Placement: Harvard T.H. Chan School of Public Health
Mentor: Sara Singer, Ph.D., M.B.A. (Professor of Health Care Management and Policy, Harvard T.H. Chan School of Public Health)
Project Title: Care Transitions in Accountable Care Organizations
Natacha Lemaire M.B.A., M.P.A., M.Sc., is a 2016-17 French Harkness Fellow in Health Care Policy and Practice. She has over 15 years of experience in health policy in different capacities, within the French Ministry of Health and Caisse Nationale de l'Assurance Maladie des Travailleurs Salariés, the French national health insurance fund. In her current role at the French Ministry of Health, she is responsible for the coordination of Ministry directorates to implement the National Health Strategy, and supports the Secretary General in monitoring the network of the 26 regional health agencies. Within the ministry, she has also served as Head of the regulating division for the Directorate of Healthcare Supply, where she worked on hospital pricing and developing a national guide for regional schemes of health organizations. Her previous work at Caisse Nationale de l'Assurance Maladie des Travailleurs Salariés was timed with the implementation of the health insurance reform in 2004, where she worked on setting up the pilot for the first disease management program in France. The pilot was launched in October 2008 and was extended nationwide for diabetic patients in 2012, with more than 600,000 beneficiaries today. Lemaire received a master’s in business administration from ESSEC Business School, a master’s in health sociology from the Université Paris-Sorbonne, and a master’s in public administration from École Nationale d'Administration.
Project Abstract:
Better coordination of care is a key objective of national policies in both the U.S. and France. In France, many self-employed physicians still work in solo practice, and group practices are small and do not often employ other healthcare professionals. Independent physicians in France stand to benefit from grouping themselves for the purpose of developing shared services they could not afford on their own. The general objective of this research is to understand the evolution over time of Accountable Care Organizations (ACOs) primarily owned by and composed of physicians working in small practices. ACOs are supposed to provide an innovative, patient-centered opportunities to improve care coordination using contract and funding mechanisms as leverage between care providers. The ways that physician-led ACOs are organized to manage the care transitions of their patients with providers outside the ACO and hospitals in particular will be studied.

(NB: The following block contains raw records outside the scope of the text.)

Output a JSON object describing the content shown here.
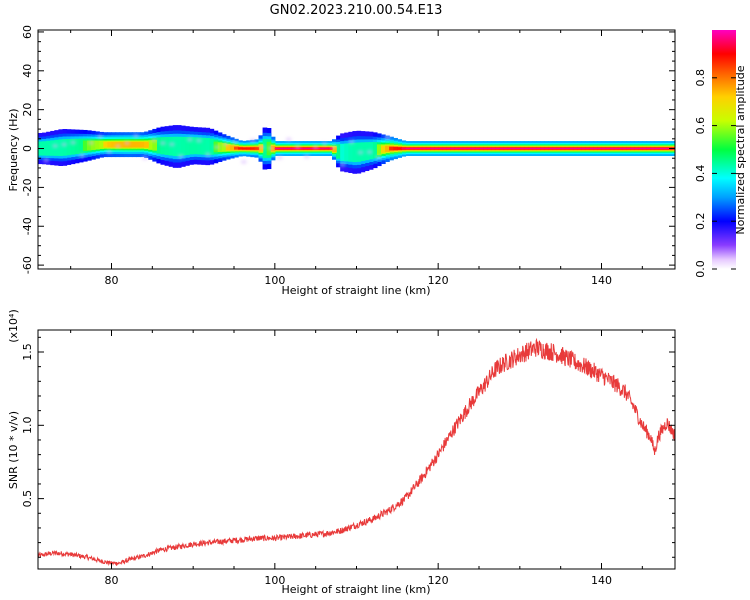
{
  "title": "GN02.2023.210.00.54.E13",
  "chart_data": [
    {
      "type": "heatmap",
      "xlabel": "Height of straight line (km)",
      "ylabel": "Frequency (Hz)",
      "xlim": [
        71,
        149
      ],
      "ylim": [
        -62,
        61
      ],
      "xticks": [
        80,
        100,
        120,
        140
      ],
      "yticks": [
        -60,
        -40,
        -20,
        0,
        20,
        40,
        60
      ],
      "grid": false,
      "colorbar": {
        "label": "Normalized spectral amplitude",
        "range": [
          0,
          1
        ],
        "ticks": [
          "0.0",
          "0.2",
          "0.4",
          "0.6",
          "0.8"
        ]
      },
      "ridge": {
        "description_values": "centre frequency (Hz) and relative strength along height",
        "height": [
          71.5,
          74,
          77,
          79,
          80,
          82,
          84,
          86,
          88,
          90,
          92,
          94,
          96,
          98,
          99,
          100,
          105,
          107,
          108,
          110,
          112,
          114,
          116,
          130,
          149
        ],
        "freq": [
          0,
          0.5,
          1.5,
          2,
          2,
          2,
          2,
          1.5,
          1,
          1.5,
          1,
          0.5,
          0,
          0,
          0,
          0,
          0,
          0,
          -2,
          -2,
          -1,
          0,
          0,
          0,
          0
        ],
        "strength": [
          0.45,
          0.45,
          0.55,
          0.7,
          0.75,
          0.8,
          0.78,
          0.5,
          0.45,
          0.48,
          0.45,
          0.7,
          0.92,
          0.85,
          0.4,
          0.97,
          0.97,
          0.95,
          0.4,
          0.45,
          0.45,
          0.85,
          0.97,
          0.98,
          0.98
        ],
        "spread_hz": [
          2.5,
          3,
          2.5,
          2,
          2,
          2,
          2,
          3,
          3.5,
          3,
          3,
          2,
          1.2,
          1.5,
          4,
          1.2,
          1.2,
          1.2,
          3,
          3.5,
          3,
          2,
          1.2,
          1.2,
          1.2
        ]
      }
    },
    {
      "type": "line",
      "xlabel": "Height of straight line (km)",
      "ylabel": "SNR (10 * v/v)",
      "y_scale_label": "(x10⁴)",
      "xlim": [
        71,
        149
      ],
      "ylim": [
        0.02,
        1.65
      ],
      "xticks": [
        80,
        100,
        120,
        140
      ],
      "yticks": [
        0.5,
        1.0,
        1.5
      ],
      "ytick_labels": [
        "0.5",
        "1.0",
        "1.5"
      ],
      "color": "#e83a3a",
      "grid": false,
      "series": [
        {
          "x": [
            71,
            73,
            75,
            77,
            79,
            80,
            81,
            82,
            84,
            86,
            88,
            90,
            92,
            94,
            96,
            98,
            100,
            102,
            104,
            106,
            108,
            110,
            112,
            114,
            116,
            118,
            120,
            122,
            124,
            126,
            127,
            128,
            130,
            132,
            134,
            135,
            136,
            138,
            140,
            142,
            143,
            144,
            145,
            146,
            146.5,
            147,
            148,
            149
          ],
          "y": [
            0.11,
            0.13,
            0.12,
            0.1,
            0.07,
            0.06,
            0.06,
            0.08,
            0.11,
            0.15,
            0.17,
            0.19,
            0.2,
            0.21,
            0.22,
            0.23,
            0.23,
            0.24,
            0.25,
            0.26,
            0.28,
            0.32,
            0.36,
            0.42,
            0.5,
            0.64,
            0.8,
            0.98,
            1.15,
            1.3,
            1.38,
            1.42,
            1.48,
            1.53,
            1.5,
            1.48,
            1.45,
            1.4,
            1.34,
            1.27,
            1.22,
            1.12,
            1.0,
            0.92,
            0.82,
            0.93,
            1.02,
            0.93
          ]
        }
      ]
    }
  ]
}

As ACOs in the U.S. are very heterogeneous, this work will contribute to the current understanding of ACO characteristics, frameworks, and arrangements. Through detailed case studies of ACOs, the analysis will focus on cooperation at multiple levels, and will attempt to characterize their key challenges, as well as their strengths and weaknesses in care coordination and care management. Patient experiences and communication with physicians, focusing on their engagement, will be considered as measures of success or failure. The transferability of lessons learned to the French healthcare system will be discussed with the goal of improving care coordination delivery and enhancing primary care.